In learning experiments, fish have exhibited a strong tendency to avoid places and situations in which they have previously felt pain. The chemical reactions in the brains of fish during a painful experience are similar to those in mammalian brains. In an experiment in which a fish is subjected to persistent pain which it cannot relieve itself, the fish will in some cases resort to self-rocking, similar to what has been observed in mammals in an equivalent situation. Such a meaningless, repetitive movement causes the release of small amounts of endorphins, the body’s own opioids, which have a slight pain-relieving effect.
If the fish is given morphine, it will stop displaying pain-related behaviour. These things are difficult to explain in any other way than by concluding that the fish is experiencing pain.
New stunning methods?
As the body of research on the topic increases, more information is also gradually making its way to the general public. For example, Victoria Braithwaite, an American professor of ichthyology, has written a book Do Fish Feel Pain? which is a popularised compilation of balanced information based on research.

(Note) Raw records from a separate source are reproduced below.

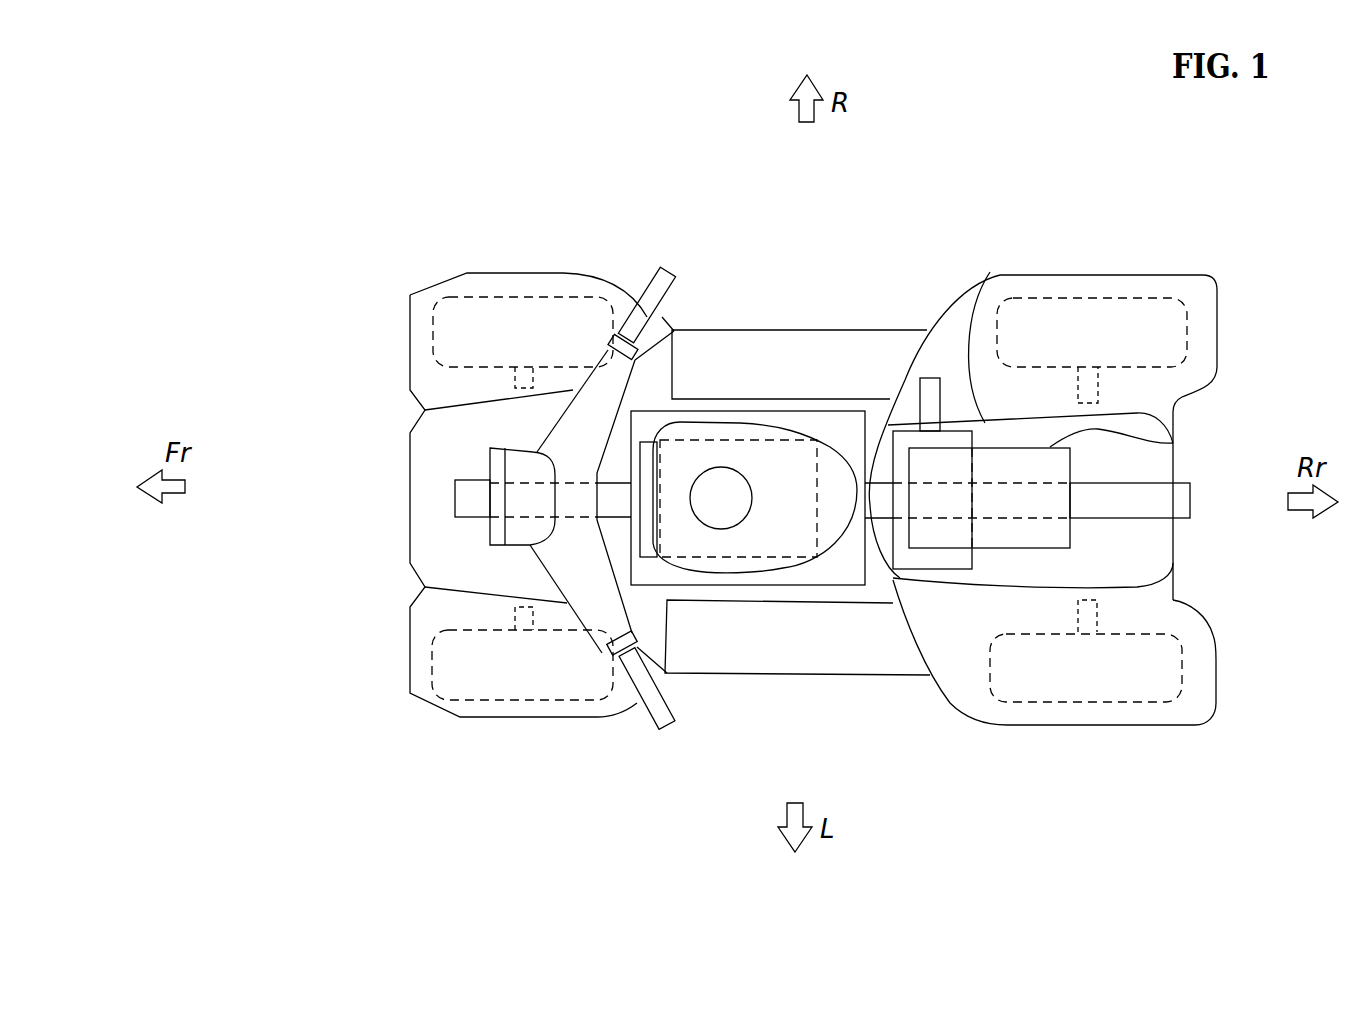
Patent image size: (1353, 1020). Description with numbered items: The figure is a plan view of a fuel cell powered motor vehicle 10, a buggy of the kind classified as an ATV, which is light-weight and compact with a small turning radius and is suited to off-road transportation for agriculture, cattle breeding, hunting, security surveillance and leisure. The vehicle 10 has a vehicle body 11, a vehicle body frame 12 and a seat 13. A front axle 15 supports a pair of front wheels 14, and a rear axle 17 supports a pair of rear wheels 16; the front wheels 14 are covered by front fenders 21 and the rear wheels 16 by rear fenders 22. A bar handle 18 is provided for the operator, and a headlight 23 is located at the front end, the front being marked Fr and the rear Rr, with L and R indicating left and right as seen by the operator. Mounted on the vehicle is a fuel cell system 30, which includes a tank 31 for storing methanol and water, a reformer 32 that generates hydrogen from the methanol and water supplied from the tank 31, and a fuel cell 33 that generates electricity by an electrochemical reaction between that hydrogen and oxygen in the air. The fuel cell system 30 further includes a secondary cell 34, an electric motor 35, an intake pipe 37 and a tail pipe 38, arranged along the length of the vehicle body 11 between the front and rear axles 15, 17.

The fuel cell powered motor vehicle 10 is at (323, 135).
The vehicle body 11 is at (752, 300).
The vehicle body frame 12 is at (700, 673).
The seat 13 is at (985, 423).
The front wheels 14 is at (563, 297).
The front axle 15 is at (515, 372).
The rear wheels 16 is at (1138, 297).
The rear axle 17 is at (1100, 613).
The bar handle 18 is at (645, 280).
The front fenders 21 is at (473, 270).
The rear fenders 22 is at (1050, 272).
The headlight 23 is at (490, 450).
The fuel cell system 30 is at (806, 430).
The tank 31 is at (730, 573).
The reformer 32 is at (773, 557).
The fuel cell 33 is at (843, 587).
The secondary cell 34 is at (1173, 443).
The electric motor 35 is at (937, 568).
The intake pipe 37 is at (455, 503).
The tail pipe 38 is at (1137, 477).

New information means the potential for new applications. For example, fishing professionals and researchers could cooperate in the future to find new ways of stunning fish. Fish which suffocate on the deck of a boat die slowly, and they feel pain as their gills dry. Fish farming and the evaluation of the related environmental effects is another potential area of cooperation between the scientific community and other sectors of society.
This essay was published in Finnish in the Y/09/16 issue of Yliopisto magazine.